General Motors (GM) has announced an upward revision of its financial targets for 2024 following a strong performance in the second quarter that exceeded Wall Street projections. The automaker has increased its expected adjusted earnings for the year to a range of $13 billion to $15 billion, a notable change from the previous forecast of $12.5 billion to $14.5 billion. GM has also raised its targets for operating cash flow and earnings per share, although it slightly lowered expectations for net income attributable to shareholders to between $10 billion and $11.4 billion.
In terms of revenue, GM reported a substantial $47.9 billion for the second quarter, representing a year-over-year increase of more than 7% and surpassing Wall Street’s expectation of $45 billion. Earnings per share reached $3.06, significantly exceeding the anticipated $2.71 and marking a 60% increase compared to the same quarter in 2023. Net income rose 14% to $2.9 billion, up from $2.5 billion in the previous year.
Following these promising results, GM’s stock saw a nearly 5% increase in pre-market trading. The company has seen its stock value rise over 37% this year, and it declared a cash dividend for the third quarter, further enhancing investor confidence.

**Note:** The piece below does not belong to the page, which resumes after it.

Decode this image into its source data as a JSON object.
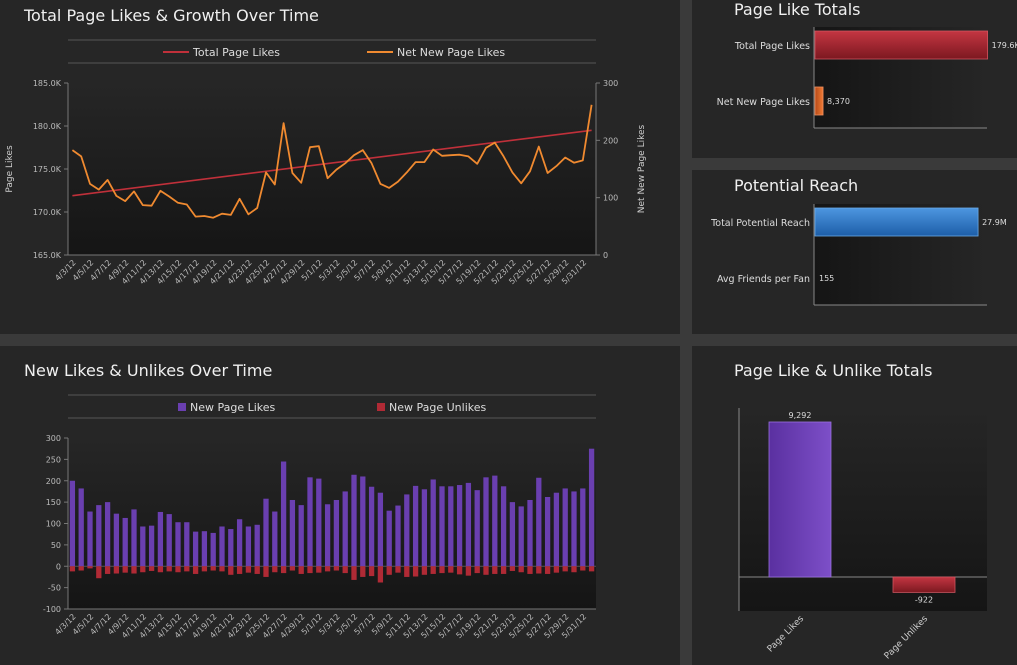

In a letter to shareholders, CEO Mary Barra highlighted the successes of GM’s gas-powered trucks and SUVs, and noted the company’s plans to launch eight new or redesigned models across various vehicle categories in North America. She also addressed the production scaling of the electric Chevrolet Equinox, emphasizing the company’s commitment to disciplined growth in the electric vehicle (EV) sector. Despite some setbacks, including a revision of its goal for producing 1 million electric vehicles by 2025 due to market challenges, GM is demonstrating adaptability by “building to demand.”
Barra also discussed changes regarding GM’s self-driving unit, Cruise, which will now focus on the next generation Chevrolet Bolt after deciding to discontinue its Origin vehicle. This pivot aims to align better with regulatory standards and optimize resources.
Moreover, GM is currently working to reorganize its joint venture in China with SAIC Motor, with GM reporting a $104 million loss in the second quarter attributed to this partnership. Production cuts were made, resulting in a 70% decline and a reduced vehicle delivery rate of 26,000 units, which is 50% lower than last year.
Overall, GM’s promising financial reports and strategic adjustments reflect its resilience and potential for future growth in a rapidly changing automotive landscape. The steps taken in both traditional and electric vehicle markets, along with autonomous technology development, are positioning GM for continued success.
This mixed approach highlights GM’s ability to innovate while navigating market changes, demonstrating a hopeful trajectory for the company as it works toward long-term goals.